Although it was not an internship chock-full of writing, it was full of many unexpected opportunities. I got the chance to deliver school presentations regarding environmental awareness. I attended school carnivals to set up displays and speak with students about what Trashy Bags stood for.

In turn, this internship showed me what mattered to me career-wise. I was so passionate about what Trashy Bags represented.

For one week we were stationed in a mall in the city of Accra selling Trashy Bags products and, even though sitting in the mall was not what I had envisioned while planning my Africa trip, it did not bother me in the least. I wanted to see Trashy Bags succeed and I was more than happy to help it do so. This time in the mall was very eye-opening to the fact that the concept of “being green” was something that had not yet reached “cool” status in Ghana the way it has in North America.

This only inspired me more – especially after returning home and working in a sales position for a retail company. I didn’t care if people liked our products or chose to purchase them. I had no desire to drive my sales. I saw in myself how much happier and more fulfilled I had felt in Africa, and this fact alone is what continued to drive me all year as endless doors slammed in my face to keep looking for a job that meant something to me.

I don’t have a five-year plan and I still don’t know what my dream job is, but I do know that I need a job that engages me and stands for something I believe in. I also know that going to Ghana allowed me to gain skills I never had before.

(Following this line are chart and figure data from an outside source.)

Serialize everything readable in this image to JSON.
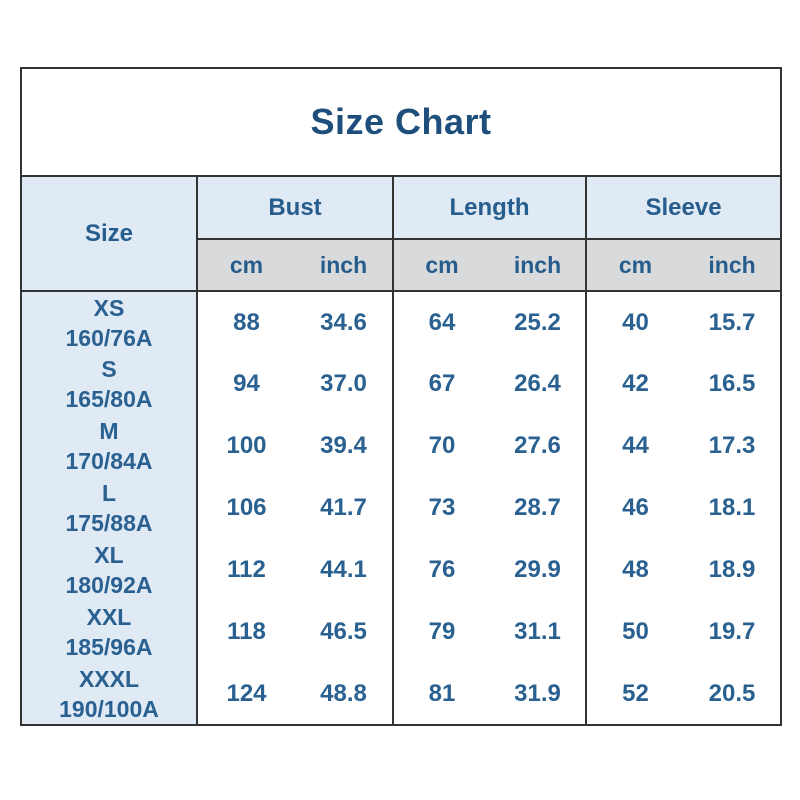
{
  "title": "Size Chart",
  "colors": {
    "title_text": "#1d4e7c",
    "header_text": "#265d8d",
    "value_text": "#2a6191",
    "header_bg": "#dfeaf5",
    "subheader_bg": "#d9dadb",
    "cell_bg": "#ffffff",
    "border": "#333333"
  },
  "chart_data": {
    "type": "table",
    "title": "Size Chart",
    "size_header": "Size",
    "column_groups": [
      {
        "label": "Bust"
      },
      {
        "label": "Length"
      },
      {
        "label": "Sleeve"
      }
    ],
    "units": {
      "cm": "cm",
      "inch": "inch"
    },
    "columns": [
      "Size",
      "Bust cm",
      "Bust inch",
      "Length cm",
      "Length inch",
      "Sleeve cm",
      "Sleeve inch"
    ],
    "rows": [
      {
        "size": "XS",
        "spec": "160/76A",
        "values": [
          "88",
          "34.6",
          "64",
          "25.2",
          "40",
          "15.7"
        ]
      },
      {
        "size": "S",
        "spec": "165/80A",
        "values": [
          "94",
          "37.0",
          "67",
          "26.4",
          "42",
          "16.5"
        ]
      },
      {
        "size": "M",
        "spec": "170/84A",
        "values": [
          "100",
          "39.4",
          "70",
          "27.6",
          "44",
          "17.3"
        ]
      },
      {
        "size": "L",
        "spec": "175/88A",
        "values": [
          "106",
          "41.7",
          "73",
          "28.7",
          "46",
          "18.1"
        ]
      },
      {
        "size": "XL",
        "spec": "180/92A",
        "values": [
          "112",
          "44.1",
          "76",
          "29.9",
          "48",
          "18.9"
        ]
      },
      {
        "size": "XXL",
        "spec": "185/96A",
        "values": [
          "118",
          "46.5",
          "79",
          "31.1",
          "50",
          "19.7"
        ]
      },
      {
        "size": "XXXL",
        "spec": "190/100A",
        "values": [
          "124",
          "48.8",
          "81",
          "31.9",
          "52",
          "20.5"
        ]
      }
    ]
  }
}
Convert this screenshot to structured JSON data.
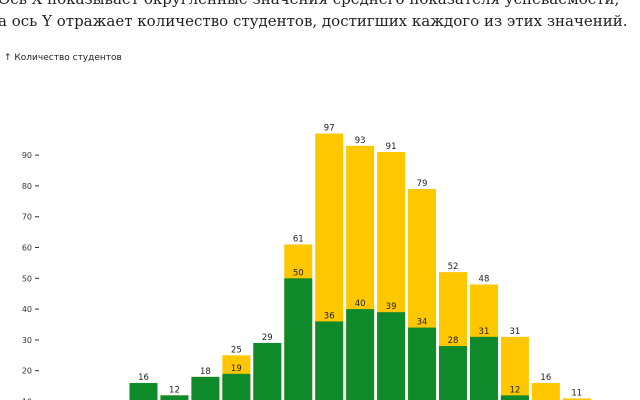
{
  "caption": {
    "line1": "Ось X показывает округленные значения среднего показателя успеваемости,",
    "line2": "а ось Y отражает количество студентов, достигших каждого из этих значений."
  },
  "colors": {
    "total": "#ffc700",
    "part": "#0e8a2a"
  },
  "chart_data": {
    "type": "bar",
    "ylabel": "↑ Количество студентов",
    "y_ticks": [
      10,
      20,
      30,
      40,
      50,
      60,
      70,
      80,
      90
    ],
    "ylim": [
      8,
      101
    ],
    "grid": false,
    "series": [
      {
        "values": [
          16,
          12,
          18,
          25,
          29,
          61,
          97,
          93,
          91,
          79,
          52,
          48,
          31,
          16,
          11
        ]
      },
      {
        "values": [
          16,
          12,
          18,
          19,
          29,
          50,
          36,
          40,
          39,
          34,
          28,
          31,
          12,
          8,
          6
        ]
      }
    ],
    "labels_total": [
      "",
      "",
      "",
      "25",
      "",
      "61",
      "97",
      "93",
      "91",
      "79",
      "52",
      "48",
      "31",
      "16",
      "11"
    ],
    "labels_part": [
      "16",
      "12",
      "18",
      "19",
      "29",
      "50",
      "36",
      "40",
      "39",
      "34",
      "28",
      "31",
      "12",
      "",
      ""
    ]
  }
}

In the past, if I missed a bus or found myself lost or didn’t know where to find information for my essay, I was the one who would immediately panic, cry and envision a life of endless failure. I don’t do this anymore. I stopped panicking about being lost because I was inevitably always lost. Nothing was familiar and there was nothing I could do about it, so I naturally learned how to deal with this barrier by going with the flow and accepting that things will work out. This skill is one of the main reasons not knowing what my future holds no longer terrifies me.

I was in Ghana for one short, unpaid month, but in this month I learned more than I did in nine months of paid retail work. Dearest Trashy Bags? I’m Ghana remember you for a long time.